Além disso, ocupavam apenas 34% das posições de gerência entre os países analisados. No Egito, Arábia Saudita, Iêmen e Paquistão, as quatro nações com as piores colocações no ranking, esse percentual era de 7% apenas. Os cinco países conseguiram a paridade total neste quesito em especial: Bahamas, Colômbia, Jamaica, Laos e Filipinas.

Diferenças no cotidiano

Os desníveis se dão em várias instâncias do dia a dia. As mulheres têm o mesmo acesso que os homens a serviços financeiros em 60% dos países investigados e são proprietárias de terras em apenas 42%. Além disso, elas gastam duas vezes mais tempo do que eles em afazeres domésticos. Um número é particularmente surpreendente: em 44 países, cerca de 20% das mulheres são analfabetas.

Reverter esse quadro é um dos grandes desafios para as economias do mundo afora. Só dá para crescer de verdade se a força de trabalho puder ser usada em todo o seu potencial. Os dados da pesquisa mostram que hoje há menos mulheres empregadas do que homens, mas a produtividade da economia aumentaria se elas tivessem mais oportunidade de se integrar no mercado de trabalho.

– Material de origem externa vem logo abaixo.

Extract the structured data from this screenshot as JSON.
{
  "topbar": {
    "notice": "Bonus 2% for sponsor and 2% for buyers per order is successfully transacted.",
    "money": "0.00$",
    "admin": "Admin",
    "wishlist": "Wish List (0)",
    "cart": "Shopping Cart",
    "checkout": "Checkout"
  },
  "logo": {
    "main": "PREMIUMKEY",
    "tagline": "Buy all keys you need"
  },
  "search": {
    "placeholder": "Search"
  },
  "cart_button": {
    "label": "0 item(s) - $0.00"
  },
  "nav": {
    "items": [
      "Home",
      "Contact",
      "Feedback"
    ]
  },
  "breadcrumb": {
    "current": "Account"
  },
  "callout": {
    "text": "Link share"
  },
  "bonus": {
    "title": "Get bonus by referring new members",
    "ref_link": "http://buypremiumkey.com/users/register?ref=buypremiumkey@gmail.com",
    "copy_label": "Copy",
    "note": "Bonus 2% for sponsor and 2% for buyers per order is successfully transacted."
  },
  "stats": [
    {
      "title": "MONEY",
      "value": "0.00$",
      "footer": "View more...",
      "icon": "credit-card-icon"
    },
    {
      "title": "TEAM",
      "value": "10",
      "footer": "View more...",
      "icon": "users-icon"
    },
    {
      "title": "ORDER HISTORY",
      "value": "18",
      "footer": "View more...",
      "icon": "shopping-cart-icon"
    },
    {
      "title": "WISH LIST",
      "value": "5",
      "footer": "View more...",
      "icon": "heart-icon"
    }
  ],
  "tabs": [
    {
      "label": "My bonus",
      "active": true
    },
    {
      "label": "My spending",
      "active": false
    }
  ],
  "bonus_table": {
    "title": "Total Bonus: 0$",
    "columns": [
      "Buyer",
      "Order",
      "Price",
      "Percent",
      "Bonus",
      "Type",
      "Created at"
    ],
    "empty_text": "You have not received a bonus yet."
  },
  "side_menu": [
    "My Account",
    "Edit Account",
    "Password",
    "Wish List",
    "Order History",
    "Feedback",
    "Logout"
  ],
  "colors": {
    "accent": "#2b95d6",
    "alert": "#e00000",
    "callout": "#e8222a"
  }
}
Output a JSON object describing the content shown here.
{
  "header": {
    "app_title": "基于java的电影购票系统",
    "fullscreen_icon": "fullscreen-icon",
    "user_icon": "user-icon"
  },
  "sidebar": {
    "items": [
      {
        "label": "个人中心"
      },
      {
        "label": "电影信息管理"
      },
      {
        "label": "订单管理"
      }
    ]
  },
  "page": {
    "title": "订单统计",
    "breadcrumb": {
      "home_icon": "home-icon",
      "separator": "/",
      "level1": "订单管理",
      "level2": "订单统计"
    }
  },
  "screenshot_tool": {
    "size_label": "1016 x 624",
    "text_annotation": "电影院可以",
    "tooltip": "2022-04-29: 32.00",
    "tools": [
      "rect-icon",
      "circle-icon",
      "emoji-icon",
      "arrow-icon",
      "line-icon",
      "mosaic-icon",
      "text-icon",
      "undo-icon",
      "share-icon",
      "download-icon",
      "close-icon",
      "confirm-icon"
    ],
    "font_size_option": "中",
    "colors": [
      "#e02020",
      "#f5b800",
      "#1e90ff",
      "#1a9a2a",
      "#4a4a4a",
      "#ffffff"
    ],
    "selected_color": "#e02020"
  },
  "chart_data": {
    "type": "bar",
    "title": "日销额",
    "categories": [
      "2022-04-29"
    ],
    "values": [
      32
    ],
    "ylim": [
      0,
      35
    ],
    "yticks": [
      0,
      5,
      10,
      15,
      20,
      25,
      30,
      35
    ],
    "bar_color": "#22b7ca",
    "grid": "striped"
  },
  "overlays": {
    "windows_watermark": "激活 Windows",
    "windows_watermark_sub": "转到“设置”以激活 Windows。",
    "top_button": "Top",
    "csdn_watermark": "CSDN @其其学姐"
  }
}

Mas é preciso também investir na educação e no acesso à saúde. Elas têm que estar em posição de competir, de produzir em setores com alto valor agregado. Há ainda uma outra questão importante, que também explica a distância entre elas e os homens na economia. A infraestrutura necessária para ajudar que elas entrem ou se recoloquem no mercado de trabalho – o que inclui creches para cuidar das crianças ou instituições para auxiliar os idosos- não é boa, e isso acaba fazendo com que este tipo de atividade, que não é paga, recaia sobre elas.

As mulheres também estão sub-representadas nos postos de trabalho que exigem qualificação e conhecimento relacionados às áreas de ciência, tecnologia, engenharia e matemática. Mais grave do que isso. A força de trabalho feminina não passa de 20% do segmento de Inteligência Artificial, uma das áreas onde estariam as profissões do futuro. Os países onde as desigualdades são menores são a Islândia e os Nórdicos (Noruega, Suécia e Finlândia). Em quinto lugar está a Nicarágua.

Brasil cai cinco posições

O Brasil está em nonagésimo quinto lugar. Caiu cinco posições em relação ao ano passado e foi destacado negativamente pelo documento. O novo governo só anunciou 2 ministras e o Parlamento ainda deixa o Brasil lá atrás no ranking mundial. No legislativo, a presença feminina passou de 10% para 15% na Câmara. O Senado praticamente não mudou. Seguindo tendência atual, serão necessários 202 anos para atingir a igualdade entre os gêneros na economia, e 108 para o equilíbrio geral, o que inclui educação, saúde e outros.